I’m writing an article on correlations (much more interesting than I had thought!) One of the things I have learned is that the coefficient of determination captures the idea of effect size in a way that is particularly intuitive to estimate because it is additive. This makes it a useful tool to estimate the sample size needed for an experiment.

To find out the sample size necessary for an experiment, we

1. Estimate the coefficient of determination for the effect we want to investigate1¹ We’ll learn how this works in that future article on correlations.;
2. Pick a significance level2² For quick and dirty experiments, I often use the second-lowest curve, which corresponds to a one-sided p=0.05 and two-sided p=0.1.; and then
3. Read off the necessary sample size on the left.

If this number is bigger than our budget for this particular experiment, we’ll have to find something else to investigate.

If we are investigating effects with smaller coefficients of variation, we’ll have to rely on a separate plot because the sample sizes quickly become large.

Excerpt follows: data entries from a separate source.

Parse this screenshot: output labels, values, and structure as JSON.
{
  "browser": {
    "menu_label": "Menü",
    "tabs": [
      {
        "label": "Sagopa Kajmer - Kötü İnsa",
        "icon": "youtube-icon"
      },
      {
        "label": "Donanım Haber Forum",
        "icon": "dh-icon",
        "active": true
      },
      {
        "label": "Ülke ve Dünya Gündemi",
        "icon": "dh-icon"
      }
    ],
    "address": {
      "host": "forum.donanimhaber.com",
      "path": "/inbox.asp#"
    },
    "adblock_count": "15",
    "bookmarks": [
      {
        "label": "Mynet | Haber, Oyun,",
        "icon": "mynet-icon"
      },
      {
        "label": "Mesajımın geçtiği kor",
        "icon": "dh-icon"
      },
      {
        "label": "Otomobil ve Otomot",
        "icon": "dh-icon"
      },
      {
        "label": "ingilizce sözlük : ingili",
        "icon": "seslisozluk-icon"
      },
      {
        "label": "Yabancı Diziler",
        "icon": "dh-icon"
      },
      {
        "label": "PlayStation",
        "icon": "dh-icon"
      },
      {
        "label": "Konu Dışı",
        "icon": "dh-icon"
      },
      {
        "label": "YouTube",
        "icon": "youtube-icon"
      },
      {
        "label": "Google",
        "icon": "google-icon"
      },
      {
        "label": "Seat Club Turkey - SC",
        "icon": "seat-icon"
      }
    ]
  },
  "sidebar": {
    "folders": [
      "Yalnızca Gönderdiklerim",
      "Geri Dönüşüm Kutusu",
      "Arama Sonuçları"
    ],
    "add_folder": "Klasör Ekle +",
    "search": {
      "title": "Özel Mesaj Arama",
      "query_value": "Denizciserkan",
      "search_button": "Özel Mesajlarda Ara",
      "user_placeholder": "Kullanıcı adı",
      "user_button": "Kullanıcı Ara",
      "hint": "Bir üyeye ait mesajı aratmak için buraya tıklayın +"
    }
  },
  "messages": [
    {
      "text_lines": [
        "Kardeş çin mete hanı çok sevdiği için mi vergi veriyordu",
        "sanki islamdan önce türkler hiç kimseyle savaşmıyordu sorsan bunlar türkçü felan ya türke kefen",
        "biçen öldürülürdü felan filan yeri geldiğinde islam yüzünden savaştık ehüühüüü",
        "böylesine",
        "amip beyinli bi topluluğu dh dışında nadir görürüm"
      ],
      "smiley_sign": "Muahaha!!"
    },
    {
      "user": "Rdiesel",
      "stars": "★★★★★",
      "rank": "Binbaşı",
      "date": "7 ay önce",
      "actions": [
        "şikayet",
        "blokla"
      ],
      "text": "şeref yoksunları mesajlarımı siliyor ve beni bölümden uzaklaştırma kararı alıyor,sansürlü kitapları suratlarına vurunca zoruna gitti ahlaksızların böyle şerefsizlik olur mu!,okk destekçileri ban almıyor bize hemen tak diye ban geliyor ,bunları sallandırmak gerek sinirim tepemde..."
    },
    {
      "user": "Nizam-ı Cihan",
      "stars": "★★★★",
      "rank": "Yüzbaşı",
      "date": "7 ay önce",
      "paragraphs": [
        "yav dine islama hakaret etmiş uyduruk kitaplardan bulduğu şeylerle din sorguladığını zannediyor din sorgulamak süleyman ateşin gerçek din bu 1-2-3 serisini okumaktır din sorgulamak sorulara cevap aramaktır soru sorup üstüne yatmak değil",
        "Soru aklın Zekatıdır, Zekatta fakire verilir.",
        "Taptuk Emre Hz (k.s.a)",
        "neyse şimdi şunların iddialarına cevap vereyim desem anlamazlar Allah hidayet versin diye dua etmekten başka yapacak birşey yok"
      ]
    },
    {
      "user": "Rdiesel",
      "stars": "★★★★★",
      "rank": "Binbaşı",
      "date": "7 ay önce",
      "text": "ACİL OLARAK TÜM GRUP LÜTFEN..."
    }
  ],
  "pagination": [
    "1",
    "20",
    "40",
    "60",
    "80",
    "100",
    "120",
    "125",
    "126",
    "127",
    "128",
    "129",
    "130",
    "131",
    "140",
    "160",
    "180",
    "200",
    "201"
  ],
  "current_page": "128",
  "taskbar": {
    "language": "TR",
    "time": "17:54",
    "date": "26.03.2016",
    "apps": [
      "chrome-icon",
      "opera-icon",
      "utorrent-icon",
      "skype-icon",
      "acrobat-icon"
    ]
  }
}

I don’t think this graph should be used as often. Once we’re investigating effects with coefficients of determination around the single-digit percent we have to be really sure that the effect (a) even makes theoretical sense, and (b) is highly valuable to make the effort worth it. There are usually lower hanging fruit around.

Derivation notes

In the future correlations article we will learn the following transformation of the correlation coefficient3³ The logit function captures the idea that a difference in correlation between 0.95 and 0.98 is more difficult to prove than e.g. a difference between 0.2 and 0.3.:

\[z_r = 0.5 \log{\frac{1+r}{1-r}}\]

This value has a nearly-normally distributed sample distribution with a standard deviation of

\[\mathrm{se}_{z_r} = \frac{1}{\sqrt{n-3}}\]

regardless of the size of \(r\). The above curves are constructed by driving these equations backward.